Referring to fig. 4, in this embodiment, the query module queries Redis according to a query condition, and if the file cache exists in the Redis, returns the file decompressed by Gzip algorithm and decoded by Base 64; otherwise, the file is obtained by inquiring FastDFS by using the FileID, the recorded inquiry times are updated, and whether the execution conditions of the cache replacement algorithm are met or not is judged.

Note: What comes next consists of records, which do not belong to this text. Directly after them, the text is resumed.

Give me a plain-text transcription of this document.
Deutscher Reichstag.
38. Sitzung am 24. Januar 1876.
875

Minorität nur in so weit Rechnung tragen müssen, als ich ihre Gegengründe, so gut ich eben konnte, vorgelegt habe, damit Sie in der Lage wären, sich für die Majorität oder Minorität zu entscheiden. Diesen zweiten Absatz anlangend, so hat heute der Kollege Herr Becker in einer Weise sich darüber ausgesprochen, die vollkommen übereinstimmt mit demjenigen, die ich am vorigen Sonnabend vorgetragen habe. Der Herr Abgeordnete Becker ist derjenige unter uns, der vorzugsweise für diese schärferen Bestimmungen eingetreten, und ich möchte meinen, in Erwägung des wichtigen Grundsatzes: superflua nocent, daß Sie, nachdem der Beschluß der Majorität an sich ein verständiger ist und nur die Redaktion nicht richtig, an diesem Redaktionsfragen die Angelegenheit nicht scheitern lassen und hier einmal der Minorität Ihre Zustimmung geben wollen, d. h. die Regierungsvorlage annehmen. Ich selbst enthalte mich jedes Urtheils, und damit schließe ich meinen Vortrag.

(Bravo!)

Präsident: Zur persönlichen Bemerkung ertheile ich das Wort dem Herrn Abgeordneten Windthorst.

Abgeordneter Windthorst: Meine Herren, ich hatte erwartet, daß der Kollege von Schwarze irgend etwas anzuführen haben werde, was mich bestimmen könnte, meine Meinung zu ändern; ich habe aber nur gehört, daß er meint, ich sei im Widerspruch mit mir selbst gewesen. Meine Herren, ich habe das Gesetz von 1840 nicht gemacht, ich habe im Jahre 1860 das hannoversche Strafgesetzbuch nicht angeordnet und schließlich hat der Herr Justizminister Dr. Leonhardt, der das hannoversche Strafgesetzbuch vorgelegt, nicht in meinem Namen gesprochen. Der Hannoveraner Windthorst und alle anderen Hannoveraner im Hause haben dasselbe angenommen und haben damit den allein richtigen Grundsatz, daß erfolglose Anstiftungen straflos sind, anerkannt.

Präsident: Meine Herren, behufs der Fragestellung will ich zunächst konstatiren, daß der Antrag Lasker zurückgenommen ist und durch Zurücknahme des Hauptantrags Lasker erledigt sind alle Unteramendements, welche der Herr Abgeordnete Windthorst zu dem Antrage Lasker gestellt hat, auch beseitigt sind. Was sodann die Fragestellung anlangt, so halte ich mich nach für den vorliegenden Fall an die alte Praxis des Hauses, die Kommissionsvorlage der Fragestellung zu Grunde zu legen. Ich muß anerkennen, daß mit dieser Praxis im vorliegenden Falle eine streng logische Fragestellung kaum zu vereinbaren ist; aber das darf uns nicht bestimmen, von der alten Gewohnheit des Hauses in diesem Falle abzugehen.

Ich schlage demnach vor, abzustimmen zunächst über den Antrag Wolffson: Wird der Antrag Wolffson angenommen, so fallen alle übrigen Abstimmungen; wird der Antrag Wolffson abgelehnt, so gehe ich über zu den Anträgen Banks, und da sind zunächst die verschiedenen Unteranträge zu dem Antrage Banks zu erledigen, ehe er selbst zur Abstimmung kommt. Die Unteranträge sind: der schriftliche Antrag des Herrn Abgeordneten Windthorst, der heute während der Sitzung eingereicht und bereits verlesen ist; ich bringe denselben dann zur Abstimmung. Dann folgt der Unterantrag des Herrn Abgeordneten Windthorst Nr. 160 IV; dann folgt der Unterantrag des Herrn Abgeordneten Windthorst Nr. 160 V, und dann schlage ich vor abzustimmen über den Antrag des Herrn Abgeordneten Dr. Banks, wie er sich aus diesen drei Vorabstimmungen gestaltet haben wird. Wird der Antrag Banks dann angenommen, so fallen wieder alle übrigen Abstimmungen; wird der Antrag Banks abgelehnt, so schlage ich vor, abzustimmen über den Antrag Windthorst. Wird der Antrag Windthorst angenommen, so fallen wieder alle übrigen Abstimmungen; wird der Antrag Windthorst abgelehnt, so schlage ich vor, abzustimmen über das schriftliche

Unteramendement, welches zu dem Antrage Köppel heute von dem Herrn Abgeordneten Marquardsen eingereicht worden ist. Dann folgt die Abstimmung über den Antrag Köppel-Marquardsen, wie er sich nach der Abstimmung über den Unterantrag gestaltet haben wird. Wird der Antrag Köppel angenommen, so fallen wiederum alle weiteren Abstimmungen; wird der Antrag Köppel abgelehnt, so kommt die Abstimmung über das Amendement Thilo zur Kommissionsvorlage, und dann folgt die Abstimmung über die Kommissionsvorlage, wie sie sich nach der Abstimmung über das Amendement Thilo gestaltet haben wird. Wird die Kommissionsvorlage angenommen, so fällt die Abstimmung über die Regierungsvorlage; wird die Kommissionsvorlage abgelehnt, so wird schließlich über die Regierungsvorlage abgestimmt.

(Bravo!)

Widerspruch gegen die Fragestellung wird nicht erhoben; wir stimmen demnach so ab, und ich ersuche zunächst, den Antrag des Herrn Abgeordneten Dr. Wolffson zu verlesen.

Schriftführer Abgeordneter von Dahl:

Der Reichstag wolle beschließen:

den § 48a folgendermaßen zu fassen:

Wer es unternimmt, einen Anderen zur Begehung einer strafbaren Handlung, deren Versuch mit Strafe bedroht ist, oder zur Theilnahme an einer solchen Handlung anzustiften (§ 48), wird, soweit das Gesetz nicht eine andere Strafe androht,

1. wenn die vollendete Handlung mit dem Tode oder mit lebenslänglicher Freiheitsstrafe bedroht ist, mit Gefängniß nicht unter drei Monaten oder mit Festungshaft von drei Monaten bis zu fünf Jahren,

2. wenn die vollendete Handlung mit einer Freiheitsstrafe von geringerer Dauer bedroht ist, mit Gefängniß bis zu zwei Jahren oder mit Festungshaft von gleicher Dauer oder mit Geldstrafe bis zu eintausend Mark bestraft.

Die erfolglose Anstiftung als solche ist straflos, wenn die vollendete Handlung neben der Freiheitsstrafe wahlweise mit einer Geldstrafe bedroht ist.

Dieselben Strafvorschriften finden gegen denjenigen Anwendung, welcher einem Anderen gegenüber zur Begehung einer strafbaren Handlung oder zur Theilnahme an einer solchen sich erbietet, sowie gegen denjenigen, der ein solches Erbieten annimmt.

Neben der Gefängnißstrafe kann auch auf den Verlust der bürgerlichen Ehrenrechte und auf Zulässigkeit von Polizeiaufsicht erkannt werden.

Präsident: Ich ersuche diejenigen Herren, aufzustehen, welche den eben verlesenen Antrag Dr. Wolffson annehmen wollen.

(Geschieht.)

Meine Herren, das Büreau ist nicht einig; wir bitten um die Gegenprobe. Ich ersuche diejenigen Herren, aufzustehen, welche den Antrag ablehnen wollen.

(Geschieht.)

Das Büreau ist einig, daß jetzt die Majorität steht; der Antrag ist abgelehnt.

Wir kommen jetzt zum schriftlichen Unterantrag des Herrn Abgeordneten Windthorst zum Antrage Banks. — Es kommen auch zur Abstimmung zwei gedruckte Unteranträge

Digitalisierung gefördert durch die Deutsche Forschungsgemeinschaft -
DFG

The method specifically comprises the following steps:
step 1: and generating a Key according to the query condition input by the user and querying Redis.
Step 2: and judging whether the file exists in the Redis, and if not, turning to the step 5.
And step 3: the recorded number of queries is updated.
And 4, step 4: and returning the file which is decompressed by the Gzip algorithm and decoded by the Base 64.
And 5: redis is queried to obtain FileID.
Step 6: query FastDFS according to FileID, return file.
Referring to fig. 5, in this embodiment, the deletion module determines the location where the file is stored by a query operation to perform a deletion operation, and when the deleted file is a hot file, the file needs to be synchronously deleted from the Redis and the FastDFS; when the file is a cold file, the file need only be deleted on the FastDFS. The file deletion method can try to delete for multiple times, and when a preset threshold value of a system is reached, the file deletion finally fails, and the method specifically comprises the following steps:
step 1: querying Redis according to the deletion condition to obtain the FileID of the file;
step 2: judging whether a cache of the file exists in Redis, and turning to the step 6 if the cache of the file exists in the Redis;
and step 3: deleting the files saved on the FastDFS according to the FileID;
and 4, step 4: judging whether the file deletion is successful or not, and ending if the file deletion is successful;
and 5: judging whether the attempted deletion frequency is smaller than a preset threshold value of the system, if so, adding one to the deletion frequency, and turning to the step 3; otherwise, ending;
step 6: copying the file as a copy;
and 7: executing the operation of simultaneous deletion, and deleting the cache on Redis and the file on FastDFS respectively;
and 8: judging whether the deletion is successful at the same time, if so, finishing the deletion;
and step 9: judging whether the attempted deletion frequency is smaller than a preset threshold value of the system, if so, adding one to the deletion frequency, and turning to the step 7;
step 10: and rolling back the deletion operation, rewriting the copy saved in advance into the middleware, and ending.
The above description is only a preferred embodiment of the present invention, and all equivalent changes and modifications made in accordance with the claims of the present invention should be covered by the present invention.